Liu Pinghui, Chen Qinsheng, Zhang Lianglong, Ren Chengcheng, Shi Biru, Zhang Jingxian, Wang Shuaiyao, Chen Ziliang, Wang Qi, Xie Hui, Huang Qingxia, Tang Huiru
State Key Laboratory of Genetic Engineering, School of Life Sciences, Human Phenome Institute, Zhangjiang Fudan International Innovation Center, Metabonomics and Systems Biology Laboratory at Shanghai International Centre for Molecular Phenomics, Zhongshan Hospital, Fudan University, Shanghai 200032, China.
Wuhan Laboratory for Shanghai Metabolome Institute (SMI) Ltd, Wuhan 430000, China.
Biophys Rep. 2023 Dec 31;9(6):299-308. doi: 10.52601/bpr.2023.230042.

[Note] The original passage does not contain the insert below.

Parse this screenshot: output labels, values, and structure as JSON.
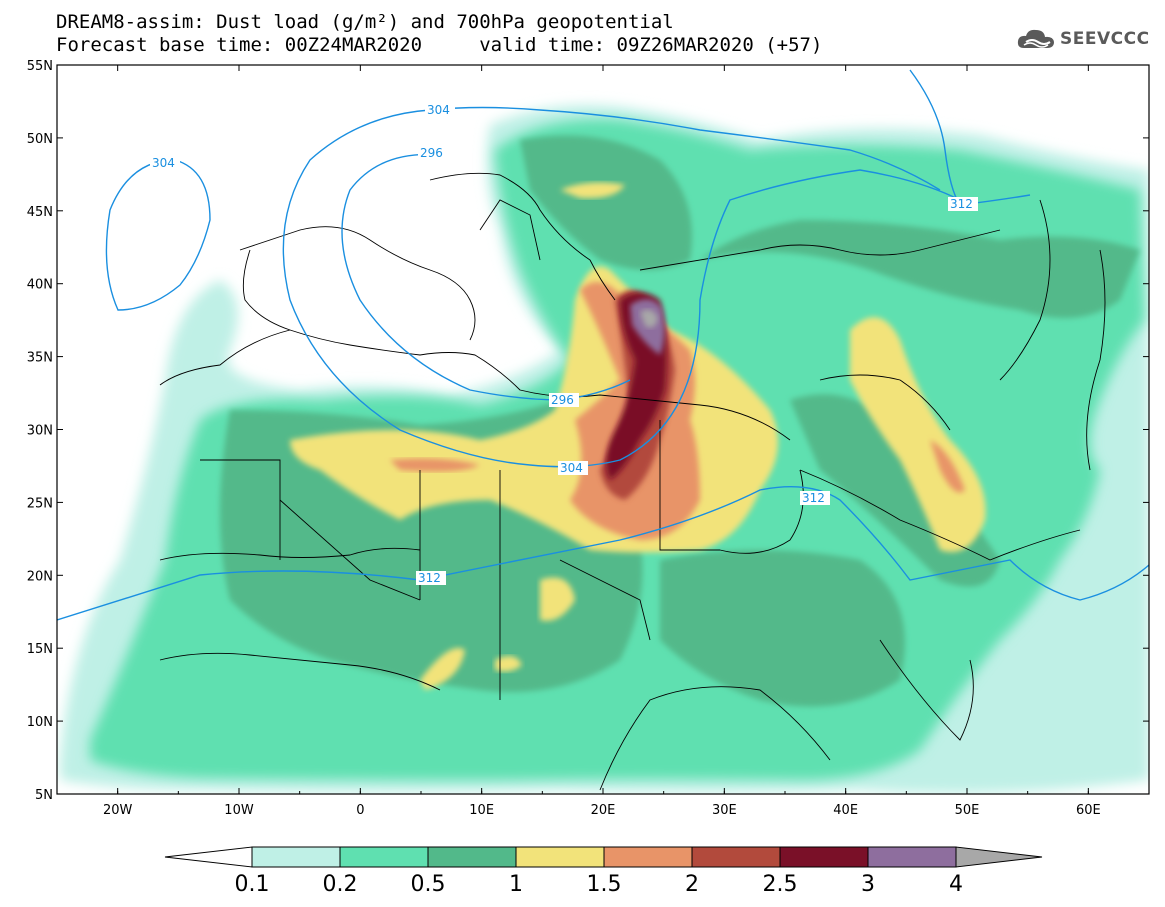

Efficient quantification of fatty-acid (FA) composition (fatty-acidome) in biological samples is crucial for understanding physiology and pathophysiology in large population cohorts. Here, we report a rapid GC-FID/MS method for simultaneous quantification of all FAs in numerous biological matrices. Within eight minutes, this method enabled simultaneous quantification of 50 FAs as fatty-acid methyl esters (FAMEs) in femtomole levels following the efficient transformation of FAs in all lipids including FFAs, cholesterol-esters, glycerides, phospholipids and sphingolipids. The method showed satisfactory inter-day and intra-day precision, stability and linearity (R > 0.994) within a concentration range of 2-3 orders of magnitude. FAs were then quantified in typical multiple biological matrices including human biofluids (urine, plasma) and cells, animal intestinal content and tissue samples. We also established a quantitative structure-retention relationship (QSRR) for analytes to accurately predict their retention time and aid their reliable identification. We further developed a novel no-additive retention index (NARI) with endogenous FAMEs reducing inter-batch variations to 15 seconds; such NARI performed better than the alkanes-based classical RI, making meta-analysis possible for data obtained from different batches and platforms. Collectively, this provides an inexpensive high-throughput analytical system for quantitative phenotyping of all FAs in 8-minutes multiple biological matrices in large cohort studies of pathophysiological effects.
对生物样本中的脂肪酸(FA)组成(脂肪酸组)进行高效定量分析,对于理解大规模人群队列中的生理学和病理生理学至关重要。在此,我们报告了一种快速气相色谱 - 火焰离子化检测器/质谱法(GC-FID/MS),用于同时定量多种生物基质中的所有脂肪酸。在八分钟内,该方法能够在将包括游离脂肪酸(FFA)、胆固醇酯、甘油酯、磷脂和鞘脂在内的所有脂质中的脂肪酸高效转化为脂肪酸甲酯(FAME)后,以飞摩尔水平同时定量50种脂肪酸。该方法在2 - 3个数量级的浓度范围内显示出令人满意的日间和日内精密度、稳定性和线性(R > 0.994)。然后在包括人类生物流体(尿液、血浆)和细胞、动物肠道内容物及组织样本等典型的多种生物基质中对脂肪酸进行定量分析。我们还建立了分析物的定量结构保留关系(QSRR),以准确预测它们的保留时间并辅助可靠鉴定。我们进一步开发了一种新型的无添加剂保留指数(NARI),以内源性脂肪酸甲酯将批次间差异降低至15秒;这种NARI的性能优于基于烷烃的经典保留指数,使得对来自不同批次和平台的数据进行荟萃分析成为可能。总体而言,这为大规模队列研究病理生理效应时在8分钟内对多种生物基质中的所有脂肪酸进行定量表型分析提供了一种廉价的高通量分析系统。